While shootings, stabbings, fights, sexual assault, and other acts of violence can occur almost anywhere, certain property owners have a duty to provide security measures that adequately protect guests on their property, be it a parking lot, apartment complex, bar, restaurant, or other place of business.
Negligent security laws vary from state to state, but in most cases, the establishment owner or contractor charged with providing security can be held liable if they neglected to implement proper measures to prevent foreseeable criminal attacks.
Foreseeability is a central issue in negligent security cases. Courts in most states will determine whether a property owner knew or should have known risks based on prior crimes in and around the same location.
For example, if there are reports of previous armed robberies, sexual assaults, rape, or other acts of violence in the parking garage of a building, the court will likely determine that the risks to anyone using that garage were foreseeable to the property owner or possessor. Other factors, including how often police have been called to the property in the past and the proximity in time of previous crimes to the injuries at issue can also affect the degree of foreseeability.

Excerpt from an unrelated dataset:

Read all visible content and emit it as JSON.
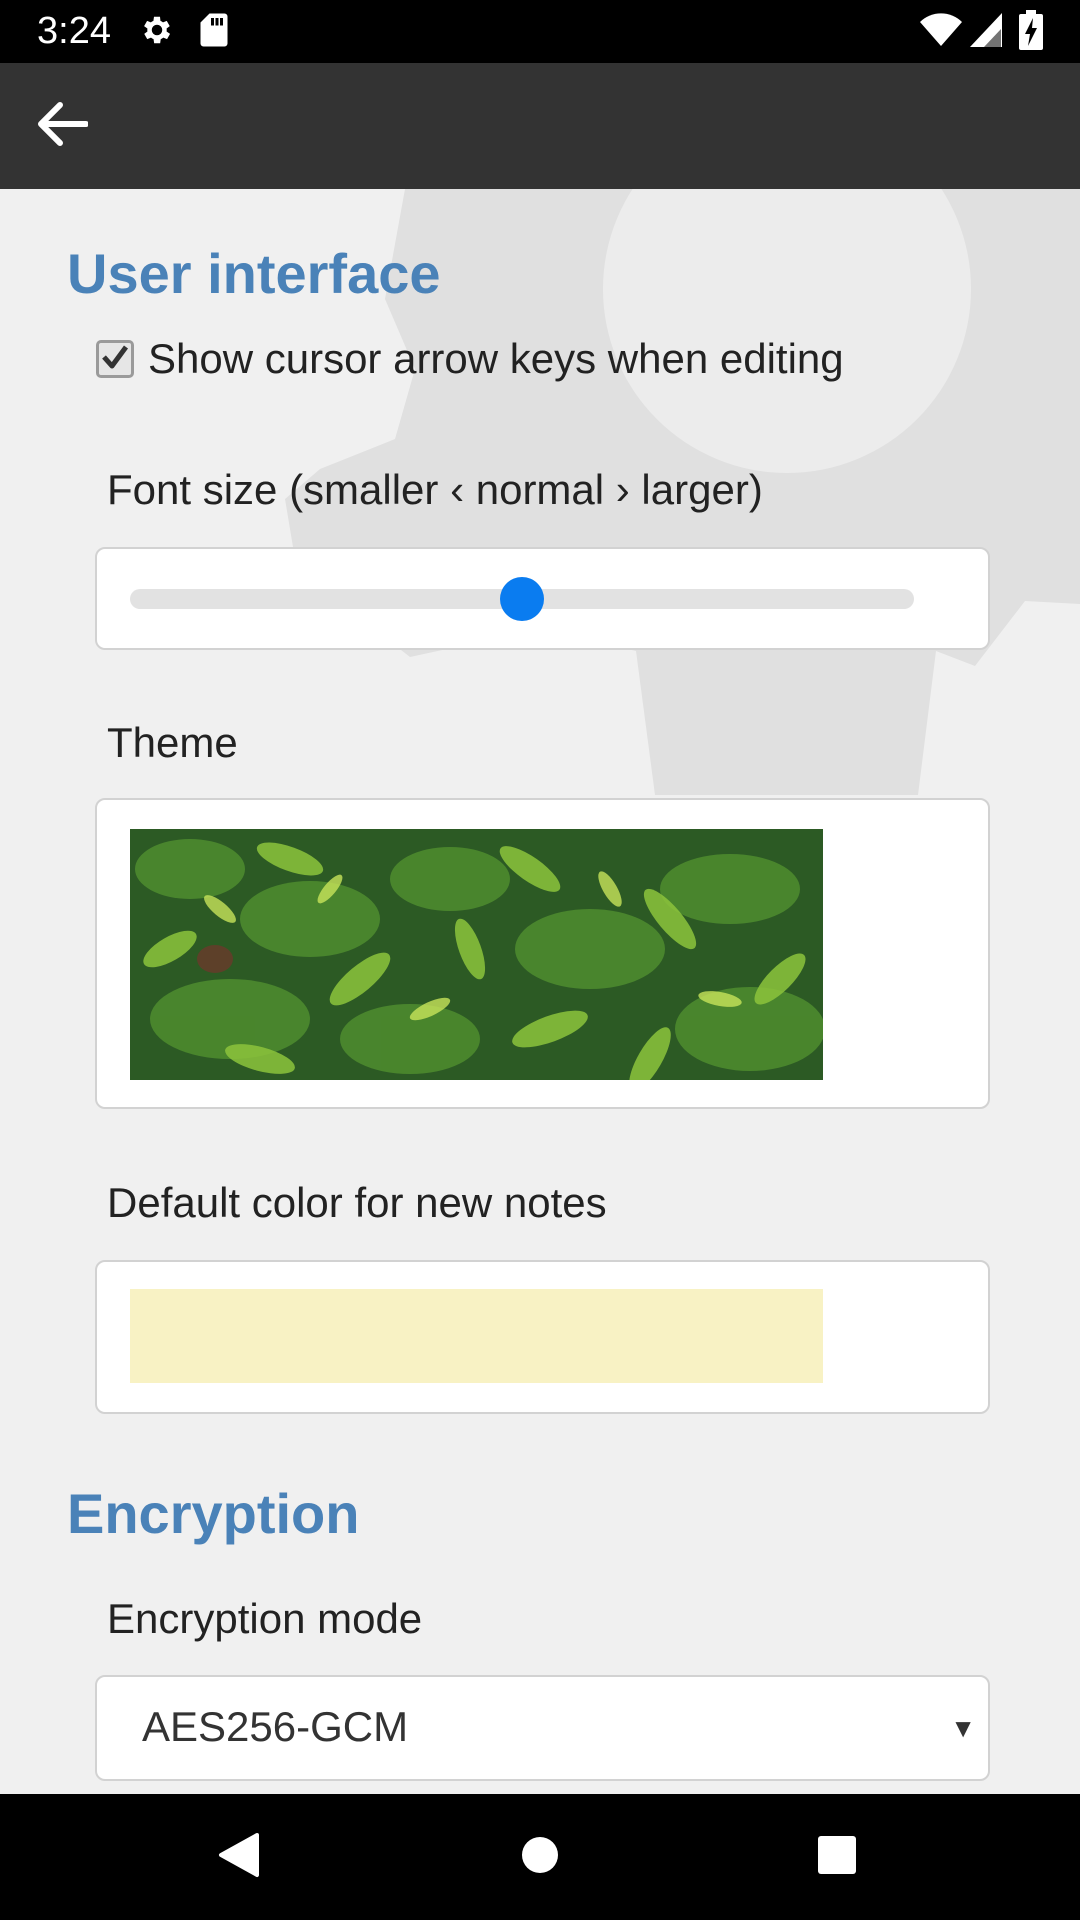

In addition to how foreseeable the crime at issue was to the defendant, plaintiffs with negligent security lawsuits will have to demonstrate a number of other points in court, including:
- That he/she/they were lawfully present on the defendant’s property;
- That the defendant was aware of or should have known about prior criminal activities of an assaultive nature on the property;
- That the defendant failed to adequately warn visitors of risks so they could avoid injury;
- The defendant failed in its duty to provide reasonable security;
- The plaintiff would not have been injured had the defendant not breached its duty to provide effective and/or adequate security;
- The plaintiff suffered actual damages as a result of the defendant’s breach of duty.
Unfortunately, in this day and age where gun violence, mental health, drug trafficking, and gang violence adversely impact so many neighborhoods, we still see incidents of violence resulting in physical harm and death that could have been prevented had the property owner or security contractor taken simple precautions to keep everyone lawfully present on the property safe.